J’ajoute ici une remarque à l’occasion d’une loi qui a lieu parmi nous. Personne n’ignore que la rigueur des loix n’épargne pas les biens des enfans de ceux qui se sont rendus coupables de haute trahison, & qu’elle leur fait porter la peine du crime de leurs peres ; cependant les dispositions des lois à cet égard ont toujours été regardées comme justes, parce qu’on les considère comme des moyens de retenir les pères dans leur devoir par la vue du malheur où leur rebellion plongeroit leurs enfans. On ne sauroit nier que, dans ce cas, les loix d’Angleterre, loin d’exiger que les personnes sujettes à ces châtimens soient des agens libres, ne les considèrent seulement pas comme des agens volontaires, ni même comme coupables personnellement du crime pour lequel elles subissent ces châtimens.


Deuxième objection.

« Il est inutile d’ordonner des peines & d’en infliger aux coupables pour empêcher les autres de commettre les mêmes crimes, si toutes leurs actions sont les suites d’une détermination nécessaire. »[2]


Première réponse.

Je soutiens en premier lieu, que les peines établies sont elles-mêmes des causes qui déterminent nécessairement plusieurs personnes à se conformer aux loix, & à ne point commettre les crimes auxquels ces peines ont été attachées ; l’institution de ces peines est donc utile par rapport à tous ceux dont les volontés sont propres à être nécessairement déterminées par là. L’utilité des loix pénales relativement à ces sortes de caractères, est même égale à celle de la chaleur du soleil pour mûrir les fruits de la terre, ou à celle de toutes les autres causes pour produire leurs effets respectifs. L’on seroit aussi bien fondé à soutenir que la chaleur du soleil est inutile, quoiqu’elle contribue nécessairement à faire mûrir les fruits de la terre, qu’on le seroit à dire que l’établissement des loix pénales ne peut être d’aucune utilité par rapport à ceux pour lesquels ces sortes de réglemens sont des espèces de freins qui les empêchent nécessairement de faire une mauvaise action.

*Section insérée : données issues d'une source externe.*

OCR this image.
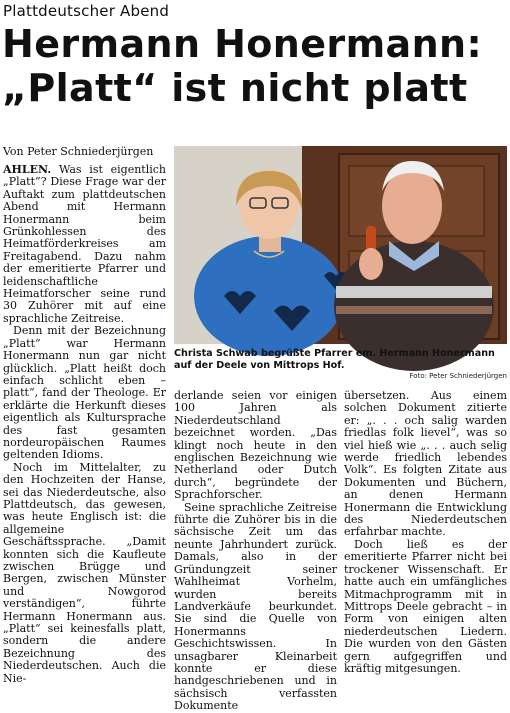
Plattdeutscher Abend
Hermann Honermann:
„Platt“ ist nicht platt
Von Peter Schniederjürgen

AHLEN. Was ist eigentlich „Platt“? Diese Frage war der Auftakt zum plattdeutschen Abend mit Hermann Honermann beim Grünkohlessen des Heimatförderkreises am Freitagabend. Dazu nahm der emeritierte Pfarrer und leidenschaftliche Heimatforscher seine rund 30 Zuhörer mit auf eine sprachliche Zeitreise.

Denn mit der Bezeichnung „Platt“ war Hermann Honermann nun gar nicht glücklich. „Platt heißt doch einfach schlicht eben – platt“, fand der Theologe. Er erklärte die Herkunft dieses eigentlich als Kultursprache des fast gesamten nordeuropäischen Raumes geltenden Idioms.

Noch im Mittelalter, zu den Hochzeiten der Hanse, sei das Niederdeutsche, also Plattdeutsch, das gewesen, was heute Englisch ist: die allgemeine Geschäftssprache. „Damit konnten sich die Kaufleute zwischen Brügge und Bergen, zwischen Münster und Nowgorod verständigen“, führte Hermann Honermann aus. „Platt“ sei keinesfalls platt, sondern die andere Bezeichnung des Niederdeutschen. Auch die Nie-

Christa Schwab begrüßte Pfarrer em. Hermann Honermann auf der Deele von Mittrops Hof.
Foto: Peter Schniederjürgen

derlande seien vor einigen 100 Jahren als Niederdeutschland bezeichnet worden. „Das klingt noch heute in den englischen Bezeichnung wie Netherland oder Dutch durch“, begründete der Sprachforscher.

Seine sprachliche Zeitreise führte die Zuhörer bis in die sächsische Zeit um das neunte Jahrhundert zurück. Damals, also in der Gründungzeit seiner Wahlheimat Vorhelm, wurden bereits Landverkäufe beurkundet. Sie sind die Quelle von Honermanns Geschichtswissen. In unsagbarer Kleinarbeit konnte er diese handgeschriebenen und in sächsisch verfassten Dokumente

übersetzen. Aus einem solchen Dokument zitierte er: „. . . och salig warden friedlas folk lievel“, was so viel hieß wie „. . . auch selig werde friedlich lebendes Volk“. Es folgten Zitate aus Dokumenten und Büchern, an denen Hermann Honermann die Entwicklung des Niederdeutschen erfahrbar machte.

Doch ließ es der emeritierte Pfarrer nicht bei trockener Wissenschaft. Er hatte auch ein umfängliches Mitmachprogramm mit in Mittrops Deele gebracht – in Form von einigen alten niederdeutschen Liedern. Die wurden von den Gästen gern aufgegriffen und kräftig mitgesungen.
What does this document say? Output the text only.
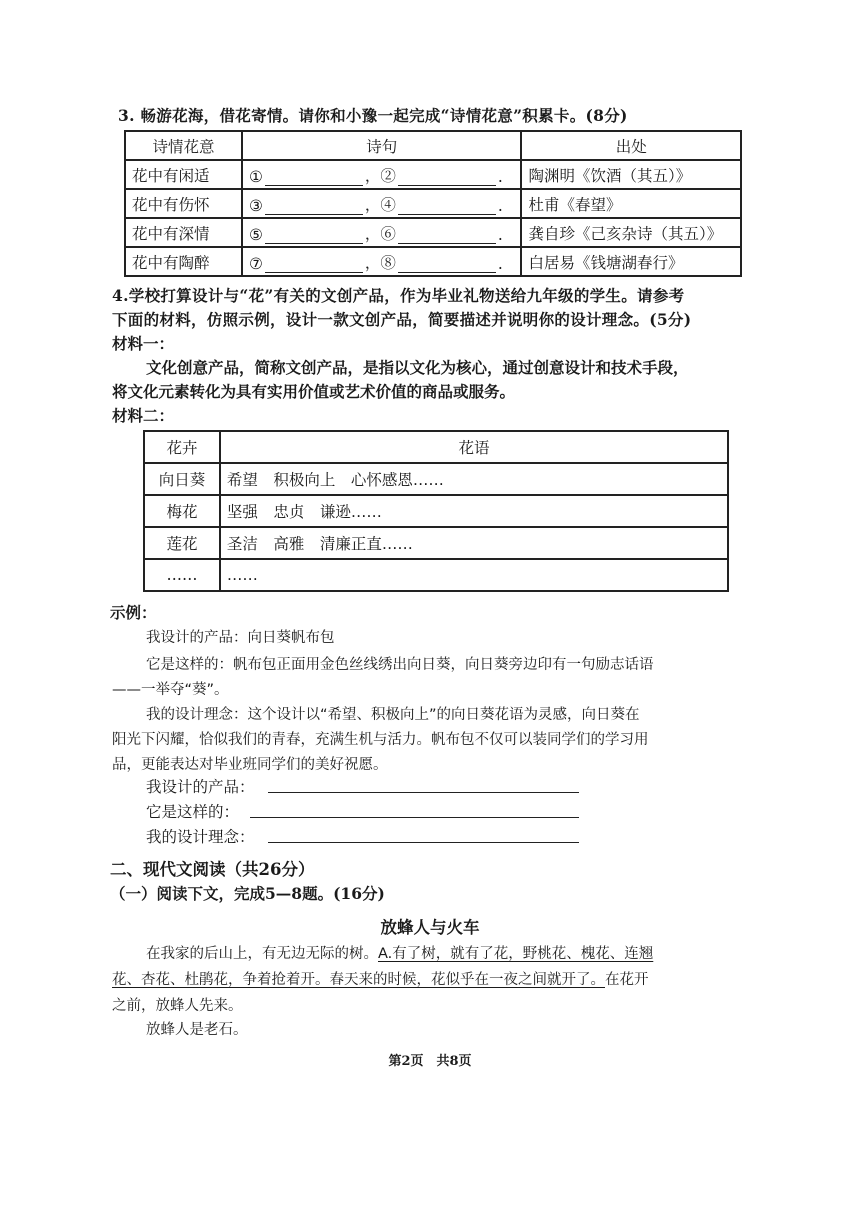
3. 畅游花海，借花寄情。请你和小豫一起完成“诗情花意”积累卡。(8分)
诗情花意	诗句	出处
花中有闲适	① ，② .	陶渊明《饮酒（其五）》
花中有伤怀	③ ，④ .	杜甫《春望》
花中有深情	⑤ ，⑥ .	龚自珍《己亥杂诗（其五）》
花中有陶醉	⑦ ，⑧ .	白居易《钱塘湖春行》
4.学校打算设计与“花”有关的文创产品，作为毕业礼物送给九年级的学生。请参考
下面的材料，仿照示例，设计一款文创产品，简要描述并说明你的设计理念。(5分)
材料一：
文化创意产品，简称文创产品，是指以文化为核心，通过创意设计和技术手段，
将文化元素转化为具有实用价值或艺术价值的商品或服务。
材料二：
花卉	花语
向日葵	希望　积极向上　心怀感恩……
梅花	坚强　忠贞　谦逊……
莲花	圣洁　高雅　清廉正直……
……	……
示例：
我设计的产品：向日葵帆布包
它是这样的：帆布包正面用金色丝线绣出向日葵，向日葵旁边印有一句励志话语
——一举夺“葵”。
我的设计理念：这个设计以“希望、积极向上”的向日葵花语为灵感，向日葵在
阳光下闪耀，恰似我们的青春，充满生机与活力。帆布包不仅可以装同学们的学习用
品，更能表达对毕业班同学们的美好祝愿。
我设计的产品：
它是这样的：
我的设计理念：
二、现代文阅读（共26分）
（一）阅读下文，完成5—8题。(16分)
放蜂人与火车
在我家的后山上，有无边无际的树。A.有了树，就有了花，野桃花、槐花、连翘
花、杏花、杜鹃花，争着抢着开。春天来的时候，花似乎在一夜之间就开了。在花开
之前，放蜂人先来。
放蜂人是老石。
第2页　共8页
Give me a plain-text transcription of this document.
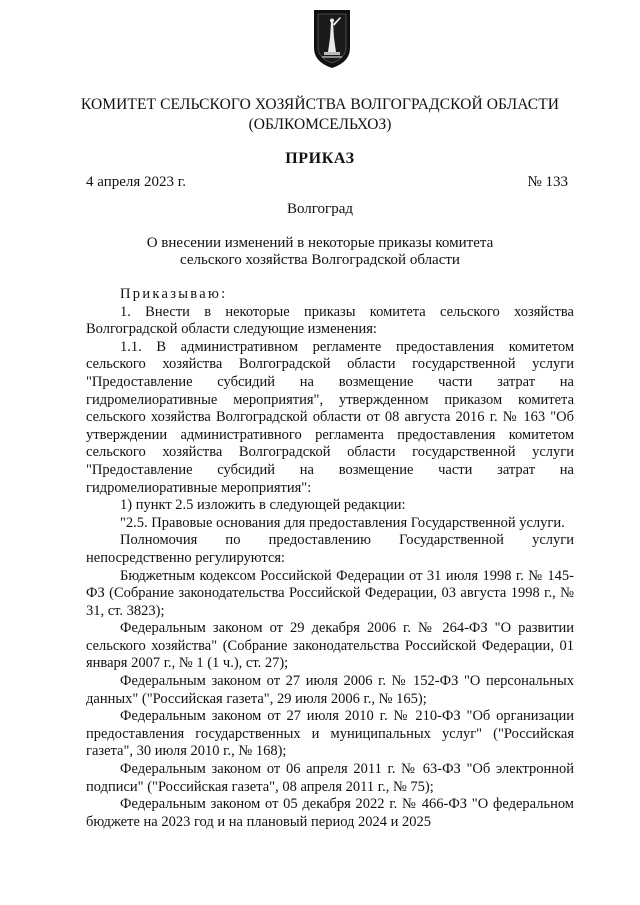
КОМИТЕТ СЕЛЬСКОГО ХОЗЯЙСТВА ВОЛГОГРАДСКОЙ ОБЛАСТИ
(ОБЛКОМСЕЛЬХОЗ)
ПРИКАЗ
4 апреля 2023 г.	№ 133
Волгоград
О внесении изменений в некоторые приказы комитета
сельского хозяйства Волгоградской области

Приказываю:

1. Внести в некоторые приказы комитета сельского хозяйства Волгоградской области следующие изменения:

1.1. В административном регламенте предоставления комитетом сельского хозяйства Волгоградской области государственной услуги "Предоставление субсидий на возмещение части затрат на гидромелиоративные мероприятия", утвержденном приказом комитета сельского хозяйства Волгоградской области от 08 августа 2016 г. № 163 "Об утверждении административного регламента предоставления комитетом сельского хозяйства Волгоградской области государственной услуги "Предоставление субсидий на возмещение части затрат на гидромелиоративные мероприятия":

1) пункт 2.5 изложить в следующей редакции:

"2.5. Правовые основания для предоставления Государственной услуги.

Полномочия по предоставлению Государственной услуги непосредственно регулируются:

Бюджетным кодексом Российской Федерации от 31 июля 1998 г. № 145-ФЗ (Собрание законодательства Российской Федерации, 03 августа 1998 г., № 31, ст. 3823);

Федеральным законом от 29 декабря 2006 г. № 264-ФЗ "О развитии сельского хозяйства" (Собрание законодательства Российской Федерации, 01 января 2007 г., № 1 (1 ч.), ст. 27);

Федеральным законом от 27 июля 2006 г. № 152-ФЗ "О персональных данных" ("Российская газета", 29 июля 2006 г., № 165);

Федеральным законом от 27 июля 2010 г. № 210-ФЗ "Об организации предоставления государственных и муниципальных услуг" ("Российская газета", 30 июля 2010 г., № 168);

Федеральным законом от 06 апреля 2011 г. № 63-ФЗ "Об электронной подписи" ("Российская газета", 08 апреля 2011 г., № 75);

Федеральным законом от 05 декабря 2022 г. № 466-ФЗ "О федеральном бюджете на 2023 год и на плановый период 2024 и 2025
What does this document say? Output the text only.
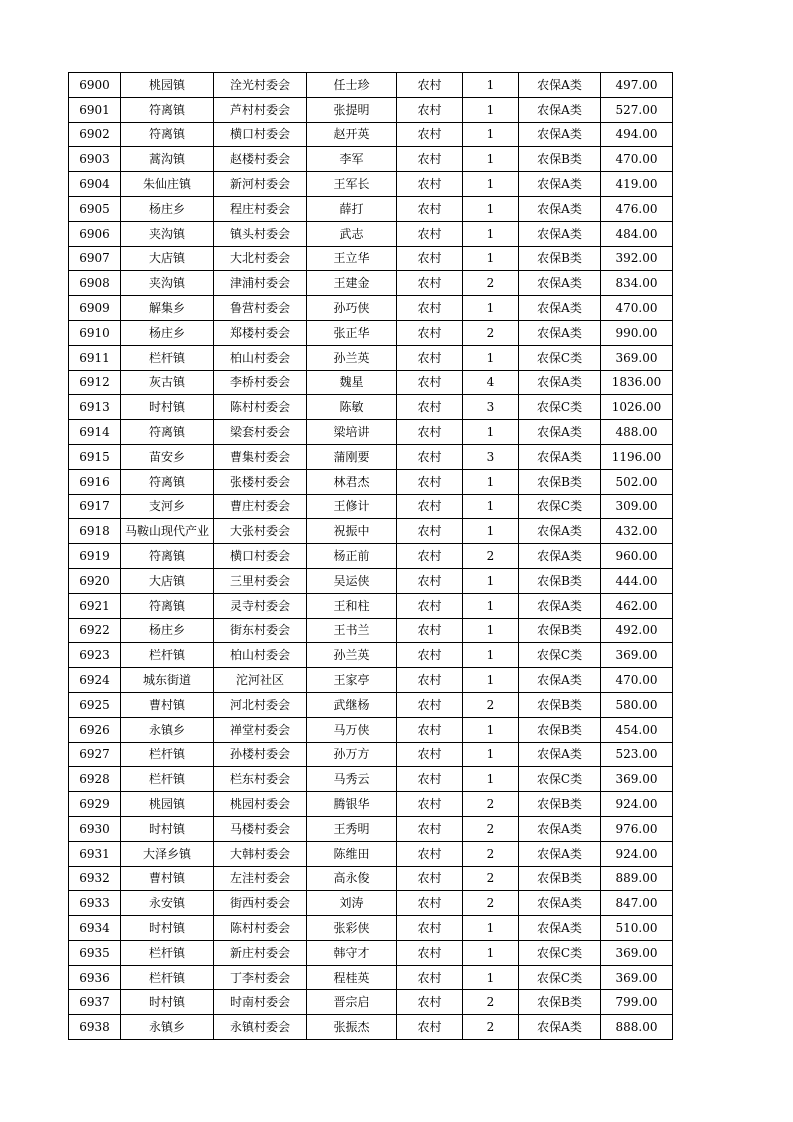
6900	桃园镇	洤光村委会	任士珍	农村	1	农保A类	497.00
6901	符离镇	芦村村委会	张提明	农村	1	农保A类	527.00
6902	符离镇	横口村委会	赵开英	农村	1	农保A类	494.00
6903	蒿沟镇	赵楼村委会	李军	农村	1	农保B类	470.00
6904	朱仙庄镇	新河村委会	王军长	农村	1	农保A类	419.00
6905	杨庄乡	程庄村委会	薛打	农村	1	农保A类	476.00
6906	夹沟镇	镇头村委会	武志	农村	1	农保A类	484.00
6907	大店镇	大北村委会	王立华	农村	1	农保B类	392.00
6908	夹沟镇	津浦村委会	王建金	农村	2	农保A类	834.00
6909	解集乡	鲁营村委会	孙巧侠	农村	1	农保A类	470.00
6910	杨庄乡	郑楼村委会	张正华	农村	2	农保A类	990.00
6911	栏杆镇	柏山村委会	孙兰英	农村	1	农保C类	369.00
6912	灰古镇	李桥村委会	魏星	农村	4	农保A类	1836.00
6913	时村镇	陈村村委会	陈敏	农村	3	农保C类	1026.00
6914	符离镇	梁套村委会	梁培讲	农村	1	农保A类	488.00
6915	苗安乡	曹集村委会	蒲刚要	农村	3	农保A类	1196.00
6916	符离镇	张楼村委会	林君杰	农村	1	农保B类	502.00
6917	支河乡	曹庄村委会	王修计	农村	1	农保C类	309.00
6918	马鞍山现代产业	大张村委会	祝振中	农村	1	农保A类	432.00
6919	符离镇	横口村委会	杨正前	农村	2	农保A类	960.00
6920	大店镇	三里村委会	吴运侠	农村	1	农保B类	444.00
6921	符离镇	灵寺村委会	王和柱	农村	1	农保A类	462.00
6922	杨庄乡	街东村委会	王书兰	农村	1	农保B类	492.00
6923	栏杆镇	柏山村委会	孙兰英	农村	1	农保C类	369.00
6924	城东街道	沱河社区	王家亭	农村	1	农保A类	470.00
6925	曹村镇	河北村委会	武继杨	农村	2	农保B类	580.00
6926	永镇乡	禅堂村委会	马万侠	农村	1	农保B类	454.00
6927	栏杆镇	孙楼村委会	孙万方	农村	1	农保A类	523.00
6928	栏杆镇	栏东村委会	马秀云	农村	1	农保C类	369.00
6929	桃园镇	桃园村委会	腾银华	农村	2	农保B类	924.00
6930	时村镇	马楼村委会	王秀明	农村	2	农保A类	976.00
6931	大泽乡镇	大韩村委会	陈维田	农村	2	农保A类	924.00
6932	曹村镇	左洼村委会	高永俊	农村	2	农保B类	889.00
6933	永安镇	街西村委会	刘涛	农村	2	农保A类	847.00
6934	时村镇	陈村村委会	张彩侠	农村	1	农保A类	510.00
6935	栏杆镇	新庄村委会	韩守才	农村	1	农保C类	369.00
6936	栏杆镇	丁李村委会	程桂英	农村	1	农保C类	369.00
6937	时村镇	时南村委会	晋宗启	农村	2	农保B类	799.00
6938	永镇乡	永镇村委会	张振杰	农村	2	农保A类	888.00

En général, les loix pénales dans le cas où elles punissent les coupables de crimes qu’ils n’ont pas pu s’empêcher de commettre, est avantageuse à la société, en ce que, d’un côté, elles créent, pour ainsi dire, de nouvelles causes nécessaires qui influent sur les volitions de tous ceux qui ont besoin de ce joug pour obéir aux loix, & en ce que de l’autre elles retranchent de la société les membres corrompus & dangereux.


Deuxième réponse.

Je dis, en second lieu, que les loix pénales, loin d’être inutiles dans le cas où les hommes seroient des agens nécessaires, ne sauroient au contraire atteindre le double but que la société se propose d’ordinaire en les établissant, qui est de punir les coupables & de retenir les autres dans leur devoir, à moins que les hommes ne soient des agens nécessaires & déterminés invinciblement par le plaisir & la douleur. En effet, si les hommes étoient libres ou indifférens au plaisir & à la peine, les châtimens ne pourroient jamais être des motifs nécessairement déterminans pour les porter à l’observance des loix.


Troisième réponse.

Je maintiens en troisième lieu, que nous avons tous les jours devant les yeux des exemples de l’utilité des peines infligées à des êtres intelligens & sensibles que l’on regarde généralement comme des agens nécessaires. Tous les jours il nous arrive de châtier des chiens, des chevaux & d’autres animaux avec succès, & de parvenir ainsi à les dépouiller de leurs mauvaises habitudes, & à les rappeler à leur bon naturel. Ce sont là des faits incontestables, & que nous offre l’expérience journalière. Il est vrai que les défenseurs de la liberté ont fait tous leurs efforts pour éviter les conséquences qu’on pourroit en tirer contre

  1. (« … Enfin ce systême ne change rien à l’ordre du monde sinon qu’il ôte aux honnêtes gens un sujet de s’estimer & de mépriser les autres, & qu’il les porte à souffrir des injures sans avoir d’indignation ni d’aigreur contre ceux dont ils les reçoivent. J’avoue néanmoins que l’idée que l’on a de pouvoir se retenir sur le vice, est une chose qui aide souvent à nous retenir, & que la vérité que nous venons de découvrir est dangereuse pour ceux qui ont de mauvaises inclinations. Mais ce n’est pas la seule matière sur laquelle il semble que Dieu ait pris soin de cacher au commun des hommes les vérités qui auraient pu leur nuire… » Ibid. part 4 pag. 150.)
  2. (Ce raisonnement ne ressemble pas mal à celui que feroit un horloger à un homme qui lui présenteroit une montre pour la raccommoder, & qui lui diroit sérieusement ; « Toutes les peines que je pourrais me donner, tout le travail que je pourrois faire pour mettre votre montre en meilleur état, seroient inutiles, puisque son dérangement est la suite d’une détermination nécessaire, &c. »)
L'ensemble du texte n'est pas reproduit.